Miró al cielo inexpresivamente. «Cielos, ¿soy tu saco de boxeo personal? ¿Me golpeas cada vez que tienes mal humor?»
—No has cambiado en todos estos años —el hombre la miró. La sonrisa en su rostro desapareció mientras volvía a sus expresiones indiferentes—. Actuar como si no hubiera red cuando solo quieres evitar a la persona al teléfono. Y mirar al cielo cada vez que algo no sale según tus planes —el hombre levantó una ceja—. Pero tengo que admitir que te has vuelto más hermosa en cinco años, Señorita Han Mei.
—¿Han Mei? Cuando me llamaste Mei, pensé que me conocías —vio cómo sus expresiones indiferentes vacilaron. ¿Y qué si las cosas no salían según sus planes? Ella lo haría a su manera. Después de todo, habría sido una buena actriz si no estuviera interesada en el diseño—. Soy Yu Mei Zhen. No la Han Mei a la que te dirigiste. Ahora si me disculpas —sonrió y pasó junto a él.
Pero el hombre la agarró de la mano antes de que pudiera alejarse.
Ella frunció el ceño.
—¿De qué Yu Mei Zhen estás hablando? ¿Crees que no te reconoceré? Deja de actuar como si fuéramos extraños.
—Somos extraños —miró su mano, preguntándose si debería sacar su mano de su agarre.

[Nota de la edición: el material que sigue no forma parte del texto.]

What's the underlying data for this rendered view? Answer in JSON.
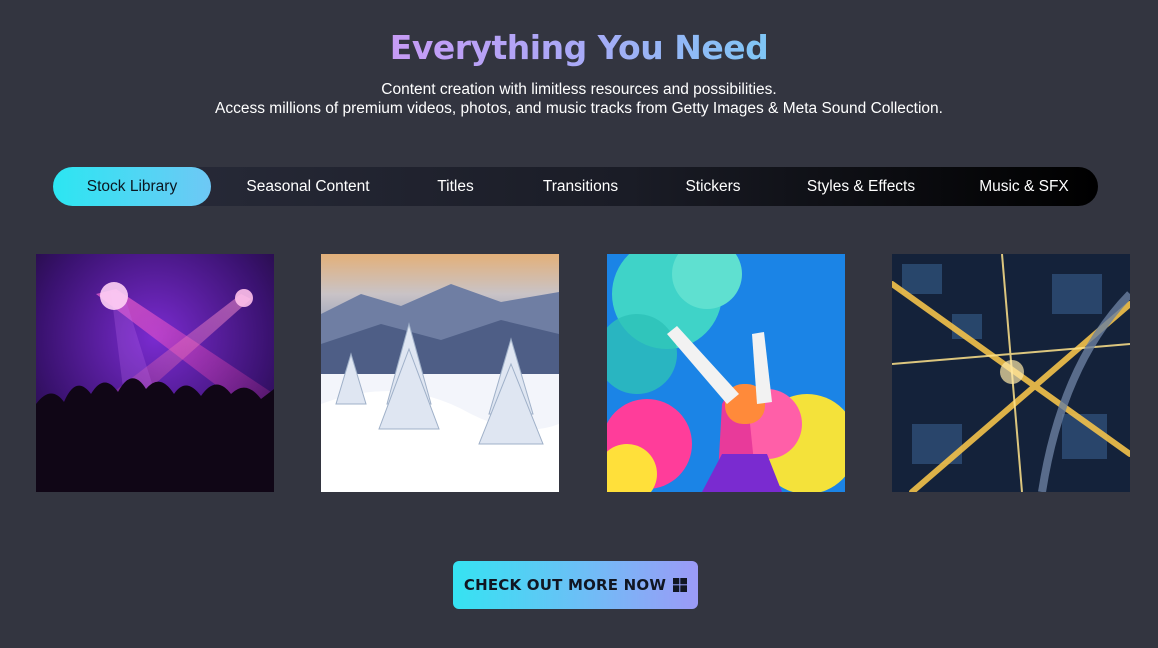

Si lo hiciera con fuerza física, él tendría una razón más para no creer en su nueva identidad.
Los directores y altos cargos de Rosette creían que ella era Leanne por su apariencia. Su hermano creía que era Han Mei, su hermana. Pero eso era lo que ella quería.
Y este hombre aquí, parece estar seguro de que ella era Han Mei.
Pero no había manera de que ella le permitiera pensar eso.
Yu Mei bajó la cabeza. Todo lo que temía últimamente estaba llegando a ella ahora.
—Me está doliendo. Suéltame —luchó, aparentemente tratando de sacar su mano de su agarre.
El hombre frunció el ceño. Han Mei era alguien que rompería la mano de un hombre si la tocaba sin su consentimiento. Tenía experiencia con eso. Y la chica frente a él estaba luchando con dolor, indicando que no era físicamente fuerte.
—¿Qué está pasando aquí?
Yu Mei se dio la vuelta para mirar a Jun Zixuan mientras se dirigía hacia el cenador con una mujer caminando detrás de él.